How and What to Imagine? Visual Thinking in Unified Multimodal Models for Cross-View Spatial Reasoning

2026-05-26Computer Vision and Pattern Recognition

Computer Vision and Pattern Recognition
AI summary

The authors studied how vision-language models can better understand scenes from different viewpoints by using images to help their reasoning, rather than just language. They introduced a technique called View Dropout to make models rely more on intermediate 'thinking images' when answering questions. They tested different kinds of visual thinking images and found that panoramic views combined with their method worked best for generalizing to new, real-world data. This shows a way to improve how models handle spatial reasoning across views.

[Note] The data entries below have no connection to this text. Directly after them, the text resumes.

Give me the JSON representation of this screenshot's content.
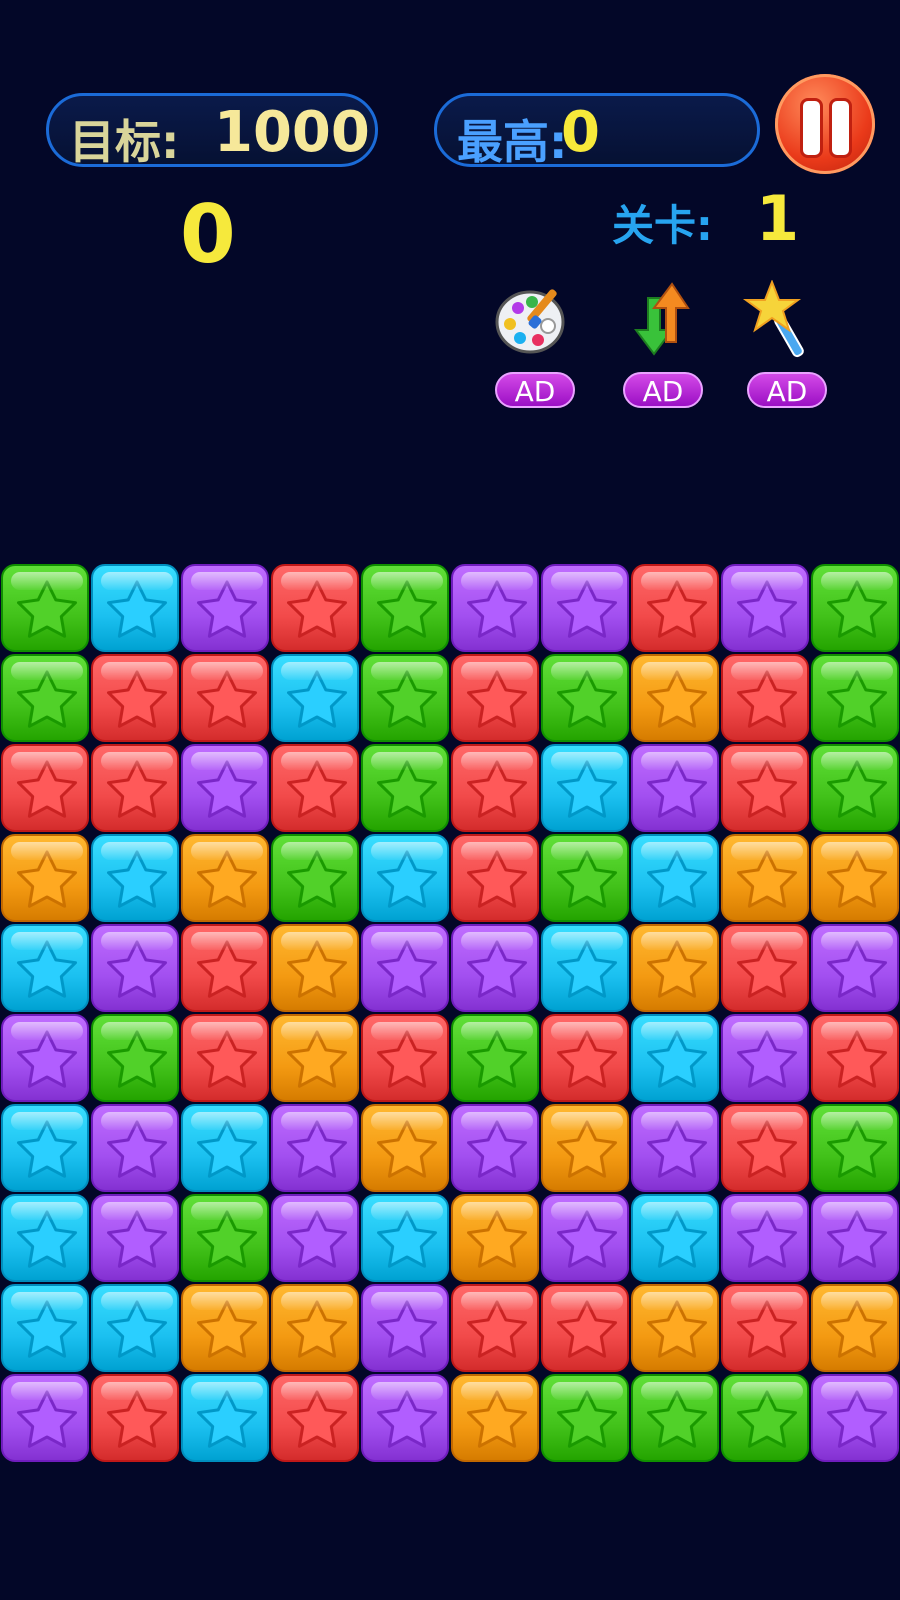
{
  "header": {
    "target_label": "目标:",
    "target_value": "1000",
    "best_label": "最高:",
    "best_value": "0",
    "pause_icon": "pause-icon",
    "current_score": "0",
    "level_label": "关卡:",
    "level_value": "1"
  },
  "tools": [
    {
      "icon": "paint-palette-icon",
      "ad_label": "AD"
    },
    {
      "icon": "swap-arrows-icon",
      "ad_label": "AD"
    },
    {
      "icon": "star-wand-icon",
      "ad_label": "AD"
    }
  ],
  "colors": {
    "green": "#42c21a",
    "blue": "#1bc0f0",
    "purple": "#a24ff0",
    "red": "#f24a4a",
    "orange": "#f49a12"
  },
  "board": {
    "rows": 10,
    "cols": 10,
    "grid": [
      [
        "green",
        "blue",
        "purple",
        "red",
        "green",
        "purple",
        "purple",
        "red",
        "purple",
        "green"
      ],
      [
        "green",
        "red",
        "red",
        "blue",
        "green",
        "red",
        "green",
        "orange",
        "red",
        "green"
      ],
      [
        "red",
        "red",
        "purple",
        "red",
        "green",
        "red",
        "blue",
        "purple",
        "red",
        "green"
      ],
      [
        "orange",
        "blue",
        "orange",
        "green",
        "blue",
        "red",
        "green",
        "blue",
        "orange",
        "orange"
      ],
      [
        "blue",
        "purple",
        "red",
        "orange",
        "purple",
        "purple",
        "blue",
        "orange",
        "red",
        "purple"
      ],
      [
        "purple",
        "green",
        "red",
        "orange",
        "red",
        "green",
        "red",
        "blue",
        "purple",
        "red"
      ],
      [
        "blue",
        "purple",
        "blue",
        "purple",
        "orange",
        "purple",
        "orange",
        "purple",
        "red",
        "green"
      ],
      [
        "blue",
        "purple",
        "green",
        "purple",
        "blue",
        "orange",
        "purple",
        "blue",
        "purple",
        "purple"
      ],
      [
        "blue",
        "blue",
        "orange",
        "orange",
        "purple",
        "red",
        "red",
        "orange",
        "red",
        "orange"
      ],
      [
        "purple",
        "red",
        "blue",
        "red",
        "purple",
        "orange",
        "green",
        "green",
        "green",
        "purple"
      ]
    ]
  }
}
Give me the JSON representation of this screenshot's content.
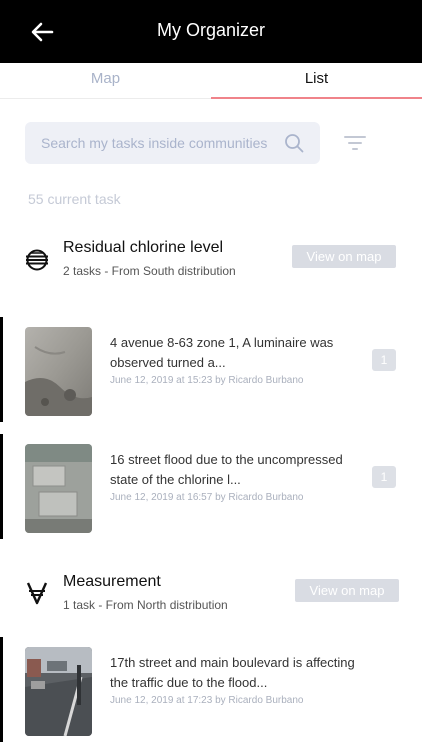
{
  "header": {
    "title": "My Organizer"
  },
  "tabs": [
    {
      "label": "Map"
    },
    {
      "label": "List"
    }
  ],
  "search": {
    "placeholder": "Search my tasks inside communities"
  },
  "task_count": "55 current task",
  "groups": [
    {
      "title": "Residual chlorine level",
      "subtitle": "2 tasks -  From South distribution",
      "button": "View on map",
      "icon": "water-system-icon",
      "tasks": [
        {
          "title": "4 avenue 8-63 zone 1, A luminaire was observed turned a...",
          "meta": "June 12, 2019 at 15:23 by Ricardo Burbano",
          "badge": "1"
        },
        {
          "title": "16 street flood due to the uncompressed state of the chlorine l...",
          "meta": "June 12, 2019 at 16:57 by Ricardo Burbano",
          "badge": "1"
        }
      ]
    },
    {
      "title": "Measurement",
      "subtitle": "1 task - From North distribution",
      "button": "View on map",
      "icon": "measurement-icon",
      "tasks": [
        {
          "title": "17th street and main boulevard is affecting the traffic due to the flood...",
          "meta": "June 12, 2019 at 17:23 by Ricardo Burbano",
          "badge": ""
        }
      ]
    }
  ],
  "colors": {
    "header_bg": "#000000",
    "tab_accent": "#f0838a",
    "search_bg": "#eef0f6",
    "button_bg": "#d9dce3"
  }
}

vision-language modelsspatial reasoningmultimodal modelsView Dropoutthinking imagespanoramic renderingout-of-domain generalizationintermediate representationssynthetic scenes
Authors
Qian Yang, Ankur Sikarwar, Huy Le, Le Zhang, Zhuan Shi, Perouz Taslakian, Aishwarya Agrawal
Abstract
Cross-view spatial reasoning remains a weak spot for vision-language models (VLMs): they often reason in language and lose the fine-grained geometry needed for the task. Thinking with images aims to address this by generating an intermediate thinking image, but recent work shows that models often ignore the visual evidence in these traces. We therefore ask how to make visual thinking matter, and what kind of visual thinking works best. We study these questions in unified multimodal models (UMMs), which natively support interleaved image-text generation. For the first question, we propose View Dropout (VDrop), a training-time intervention that hides parts of one input view from the answer span while keeping them visible to the thinking-image tokens. This encourages the model to use the thinking image when answering, instead of relying only on the input views. Once the thinking image is used for answer prediction, we study which type of visual thinking is most effective. We frame this as a learnability-informativeness tradeoff and compare three thinking-image variants: top-down, panoramic, and point-matching renderings. Trained on synthetic scenes and evaluated on five real-world out-of-domain benchmarks, panoramic visual thinking with VDrop is the only configuration that is both informative and learnable, and it achieves the best out-of-domain generalization.